The other facet that emerges from the DVD's well-produced extras is Green's faith in independent filmmakers reaching their goals through hard work and luck; he's an example who refused to settle for failure when things weren't going all that well. Initially doomed to hit video shelves before theatre screens, Green and is partners ponied up the cash to arrange a screening for distributors who were clearly passing on the film amid a packed film festival, and his efforts to publicize the screening paid off with a theatrical distribution deal.

There's also a great featurette with Green and Twisted Sister's Dee Snider, who oddly became a supporter of Green's efforts to realize his first film, the little-seen Coffee & Donuts (2000), made for $400, and filmed using equipment from a cable company not used at nighttime.
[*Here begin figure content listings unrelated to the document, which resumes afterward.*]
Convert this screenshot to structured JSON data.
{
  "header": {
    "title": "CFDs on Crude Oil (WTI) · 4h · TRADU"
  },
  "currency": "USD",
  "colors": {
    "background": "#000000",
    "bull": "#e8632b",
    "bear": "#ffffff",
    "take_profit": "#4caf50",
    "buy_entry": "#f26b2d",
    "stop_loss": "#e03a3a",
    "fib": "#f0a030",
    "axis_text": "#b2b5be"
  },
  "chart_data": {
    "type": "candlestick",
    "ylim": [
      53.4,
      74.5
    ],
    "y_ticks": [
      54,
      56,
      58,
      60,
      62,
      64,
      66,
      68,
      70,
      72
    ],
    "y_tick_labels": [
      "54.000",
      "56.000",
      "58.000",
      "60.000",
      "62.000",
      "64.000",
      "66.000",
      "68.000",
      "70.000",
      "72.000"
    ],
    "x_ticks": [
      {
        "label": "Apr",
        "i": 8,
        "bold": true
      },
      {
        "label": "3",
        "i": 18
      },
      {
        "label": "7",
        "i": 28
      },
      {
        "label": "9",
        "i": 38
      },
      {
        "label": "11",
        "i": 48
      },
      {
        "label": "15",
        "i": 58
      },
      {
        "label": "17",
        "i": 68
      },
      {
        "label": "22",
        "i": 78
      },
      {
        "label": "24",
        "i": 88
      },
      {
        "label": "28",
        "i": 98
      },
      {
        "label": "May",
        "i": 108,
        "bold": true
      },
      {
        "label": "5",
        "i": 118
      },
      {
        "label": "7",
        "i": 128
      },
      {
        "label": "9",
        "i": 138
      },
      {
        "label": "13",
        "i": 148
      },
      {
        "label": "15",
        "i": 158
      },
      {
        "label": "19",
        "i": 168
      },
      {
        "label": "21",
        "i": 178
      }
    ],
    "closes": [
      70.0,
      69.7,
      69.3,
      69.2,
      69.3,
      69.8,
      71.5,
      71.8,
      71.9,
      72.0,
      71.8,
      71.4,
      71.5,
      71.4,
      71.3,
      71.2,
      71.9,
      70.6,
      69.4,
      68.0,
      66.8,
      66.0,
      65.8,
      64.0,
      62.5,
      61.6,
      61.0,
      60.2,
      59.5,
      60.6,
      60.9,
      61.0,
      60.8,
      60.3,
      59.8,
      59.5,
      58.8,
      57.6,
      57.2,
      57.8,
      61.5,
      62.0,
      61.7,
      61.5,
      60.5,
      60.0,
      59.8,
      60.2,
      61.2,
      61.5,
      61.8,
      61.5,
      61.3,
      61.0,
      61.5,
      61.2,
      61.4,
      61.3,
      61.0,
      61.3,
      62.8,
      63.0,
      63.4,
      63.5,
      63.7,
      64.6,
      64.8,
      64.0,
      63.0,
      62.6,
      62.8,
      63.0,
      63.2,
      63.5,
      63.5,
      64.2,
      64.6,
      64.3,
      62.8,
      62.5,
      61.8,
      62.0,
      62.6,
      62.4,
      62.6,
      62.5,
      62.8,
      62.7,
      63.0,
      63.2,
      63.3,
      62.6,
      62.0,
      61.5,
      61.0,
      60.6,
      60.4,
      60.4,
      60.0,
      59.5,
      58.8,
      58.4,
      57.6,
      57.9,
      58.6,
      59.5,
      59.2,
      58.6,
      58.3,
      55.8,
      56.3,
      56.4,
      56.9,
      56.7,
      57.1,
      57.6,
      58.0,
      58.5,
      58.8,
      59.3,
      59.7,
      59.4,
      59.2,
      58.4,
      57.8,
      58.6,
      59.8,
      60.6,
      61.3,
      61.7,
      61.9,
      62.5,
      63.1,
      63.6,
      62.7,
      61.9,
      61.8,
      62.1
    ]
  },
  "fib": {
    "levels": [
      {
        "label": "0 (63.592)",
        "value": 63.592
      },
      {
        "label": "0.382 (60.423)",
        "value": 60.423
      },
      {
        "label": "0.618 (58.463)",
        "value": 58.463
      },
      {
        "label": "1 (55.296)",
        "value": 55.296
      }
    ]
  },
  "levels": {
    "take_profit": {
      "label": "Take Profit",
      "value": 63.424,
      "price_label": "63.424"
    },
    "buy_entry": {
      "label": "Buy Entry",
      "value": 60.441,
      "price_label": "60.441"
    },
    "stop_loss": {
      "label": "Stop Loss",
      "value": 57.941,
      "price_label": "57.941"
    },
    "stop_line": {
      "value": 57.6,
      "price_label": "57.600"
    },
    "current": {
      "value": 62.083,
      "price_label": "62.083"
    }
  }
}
There's some slight anecdotal repetition among the commentary track with the director, cinematographer, and actors and the lengthy making-of featurette, but overall the featurettes - spanning gore effects, killings, and Kane Hodder's practical jokes - aren't full of the painfully self-congratulatory pap that's made most DVD extras awfully dull. A number of filmmakers tend to use the featurettes as venues to establish a persona – pop culture auteur, social commentator, etc. – so it's kind of jarring to see Green as an affable guy who loves what he does without the prima donna complex that bleeds from the fawning promo-styled extras accompanying the films of the genre's most recent egotistical directors and camouflaged hacks.

Green's next film is Spiral, a thriller co-directed with actor Joel Moore.